Quant à comprendre, comprenne qui peut, en réalité. Car est-ce aussi pour désaffubler Pagu du regard masculin que l’on est allé jusqu’à supprimer les textes introductifs de l’édition de 2005, signés par ses deux fils, Geraldo Galvão Ferraz et Rudá de Andrade, tout de même concernés, et contextualisant utilement un texte venu tardivement à la publication, et par l’universitaire nord-américain Kenneth David Jackson, qui reste aujourd’hui l’un des premiers spécialistes de la vie et de l’œuvre de Pagu ? L’édition de 2005 s’achevait aussi sur une chronologie plus que sommaire, par trop générale et assez peu adaptée au contenu de l’autobiographie, et sur quelques notes de vocabulaire, assez indigentes. N’était-ce pas alors l’occasion de reprendre le travail d’édition à nouveaux frais, et de donner à ce texte toute la portée et la profondeur qu’il peut avoir, en l’accompagnant d’une information solide et actualisée ? Fût-ce en allant voir du côté de l’édition française ? fût-ce en allant consulter les quelques chercheurs qui se donnent la peine, aujourd’hui, de faire avancer le « dossier Pagu » ?

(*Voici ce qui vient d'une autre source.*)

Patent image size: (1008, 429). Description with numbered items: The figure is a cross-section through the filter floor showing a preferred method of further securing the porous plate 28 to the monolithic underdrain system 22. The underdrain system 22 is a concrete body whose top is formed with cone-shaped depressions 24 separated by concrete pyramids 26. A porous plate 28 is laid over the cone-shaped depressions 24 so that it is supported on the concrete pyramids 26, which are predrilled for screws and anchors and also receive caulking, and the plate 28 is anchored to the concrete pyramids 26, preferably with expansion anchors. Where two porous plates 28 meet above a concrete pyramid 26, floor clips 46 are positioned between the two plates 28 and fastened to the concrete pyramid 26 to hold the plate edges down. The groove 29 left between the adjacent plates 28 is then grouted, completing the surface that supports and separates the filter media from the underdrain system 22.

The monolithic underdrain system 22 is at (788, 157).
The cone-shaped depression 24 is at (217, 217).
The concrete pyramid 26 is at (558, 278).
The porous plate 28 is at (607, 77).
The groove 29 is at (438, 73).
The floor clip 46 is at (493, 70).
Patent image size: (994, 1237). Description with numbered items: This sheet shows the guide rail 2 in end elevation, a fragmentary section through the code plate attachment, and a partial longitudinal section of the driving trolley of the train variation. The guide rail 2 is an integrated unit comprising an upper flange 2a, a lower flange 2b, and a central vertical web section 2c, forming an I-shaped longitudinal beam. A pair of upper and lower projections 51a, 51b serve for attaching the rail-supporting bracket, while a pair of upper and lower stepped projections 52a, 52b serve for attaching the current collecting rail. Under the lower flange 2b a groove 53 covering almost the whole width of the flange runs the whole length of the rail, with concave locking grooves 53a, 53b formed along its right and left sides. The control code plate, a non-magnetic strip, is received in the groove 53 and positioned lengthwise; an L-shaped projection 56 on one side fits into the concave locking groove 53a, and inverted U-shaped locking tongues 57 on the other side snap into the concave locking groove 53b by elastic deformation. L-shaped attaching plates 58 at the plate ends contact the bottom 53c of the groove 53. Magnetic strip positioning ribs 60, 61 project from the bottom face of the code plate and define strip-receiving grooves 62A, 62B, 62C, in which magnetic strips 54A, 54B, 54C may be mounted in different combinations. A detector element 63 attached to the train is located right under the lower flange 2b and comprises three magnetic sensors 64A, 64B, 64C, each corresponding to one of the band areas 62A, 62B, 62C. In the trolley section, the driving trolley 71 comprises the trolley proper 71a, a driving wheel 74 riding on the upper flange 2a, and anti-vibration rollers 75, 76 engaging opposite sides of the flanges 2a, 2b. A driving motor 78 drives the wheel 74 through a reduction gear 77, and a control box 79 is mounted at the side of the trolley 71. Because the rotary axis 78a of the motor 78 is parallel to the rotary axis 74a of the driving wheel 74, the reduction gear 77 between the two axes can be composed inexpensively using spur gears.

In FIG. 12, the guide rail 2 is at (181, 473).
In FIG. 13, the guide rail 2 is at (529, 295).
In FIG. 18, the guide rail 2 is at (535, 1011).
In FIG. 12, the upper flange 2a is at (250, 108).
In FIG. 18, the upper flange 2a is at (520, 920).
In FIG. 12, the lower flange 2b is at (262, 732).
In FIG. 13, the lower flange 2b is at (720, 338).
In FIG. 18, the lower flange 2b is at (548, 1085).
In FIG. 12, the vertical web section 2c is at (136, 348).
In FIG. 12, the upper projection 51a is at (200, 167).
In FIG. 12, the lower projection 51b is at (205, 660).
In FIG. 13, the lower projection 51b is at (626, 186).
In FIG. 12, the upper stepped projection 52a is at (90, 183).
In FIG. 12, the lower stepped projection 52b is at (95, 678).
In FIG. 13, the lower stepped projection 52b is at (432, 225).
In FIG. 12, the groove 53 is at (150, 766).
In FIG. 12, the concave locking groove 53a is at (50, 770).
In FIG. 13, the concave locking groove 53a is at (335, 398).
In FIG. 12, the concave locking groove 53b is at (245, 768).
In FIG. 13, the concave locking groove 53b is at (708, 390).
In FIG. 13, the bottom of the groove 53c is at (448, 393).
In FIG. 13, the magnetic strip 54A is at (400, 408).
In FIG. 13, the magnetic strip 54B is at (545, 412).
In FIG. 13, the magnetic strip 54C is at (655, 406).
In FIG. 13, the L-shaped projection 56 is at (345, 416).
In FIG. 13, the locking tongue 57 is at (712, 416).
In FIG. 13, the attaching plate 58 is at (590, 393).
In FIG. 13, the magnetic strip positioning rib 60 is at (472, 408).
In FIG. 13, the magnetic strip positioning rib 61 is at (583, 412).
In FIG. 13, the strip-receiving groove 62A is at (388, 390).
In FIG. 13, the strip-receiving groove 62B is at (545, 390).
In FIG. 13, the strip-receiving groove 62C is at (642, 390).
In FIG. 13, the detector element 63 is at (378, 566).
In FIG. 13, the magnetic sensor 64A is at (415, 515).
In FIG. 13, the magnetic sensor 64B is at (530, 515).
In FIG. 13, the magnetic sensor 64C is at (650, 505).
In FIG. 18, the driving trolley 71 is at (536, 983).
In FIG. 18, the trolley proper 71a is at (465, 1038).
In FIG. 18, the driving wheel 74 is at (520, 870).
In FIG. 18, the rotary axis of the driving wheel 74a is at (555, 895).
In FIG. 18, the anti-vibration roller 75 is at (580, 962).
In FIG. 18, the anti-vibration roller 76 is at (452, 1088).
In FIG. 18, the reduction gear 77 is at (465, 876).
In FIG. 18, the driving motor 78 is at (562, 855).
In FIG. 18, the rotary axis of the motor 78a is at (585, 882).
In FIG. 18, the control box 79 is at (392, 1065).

Au lieu de cela, cette nouvelle édition s’en tient à une brève et générale « Note sur l’auteure » en fin de volume (autant dire rien qui vaille), et au principe du cahier photos de l’édition de 2005, un dossier iconographique peut-être bienvenu pour illustrer le propos intime de l’auteure, mais qui n’est pas sans perpétuer cette image glamour de Pagu, pour ne pas dire people et un peu voyeuriste, celle-là même qu’il s’agirait de mettre à distance, certes pas de censurer ou d’oblitérer (comment comprendre, dès lors, ce que put représenter cette Pagu-là dans la société brésilienne d’alors ?), mais d’enchâsser, d’intégrer de manière critique dans une vision beaucoup plus vaste et, notamment, plus politique.
Enfin, voilà encore une preuve, s’il en fallait, que l’erratique bibliographie brésilienne, qui fait souvent errer le lecteur d’une édition épuisée à l’autre, et les divers mouvements de prédation dans l’industrie éditoriale, à la recherche de quelques parts de marché, ajoutés aux petites affaires des uns et des autres, ne sont au service ni des œuvres, ni vraiment de la postérité des auteurs, ni même des lecteurs, en droit de réclamer si tant est qu’ils puissent se douter de ce dont on les prive.
C’est dire avec quelle impatience on attend, au même catalogue, la reprise du roman Parque industrial qui viendra remplacer, pour le meilleur et pour le pire, la belle réédition produite en 2018 par Linha a Linha, qui représentait, excusons-la, la première édition critique brésilienne de ce roman désormais mythique, et qui a déjà été rendue indisponible (on s’assure ainsi le moment venu, vous comprenez, une petite base de lecteurs frustrés).
Voyez comme on régresse. Mais comme on est quand même content de voir Pagu reparaître au Brésil, on peut applaudir les éditions Companhia das Letras, qui auront fait le service minimum.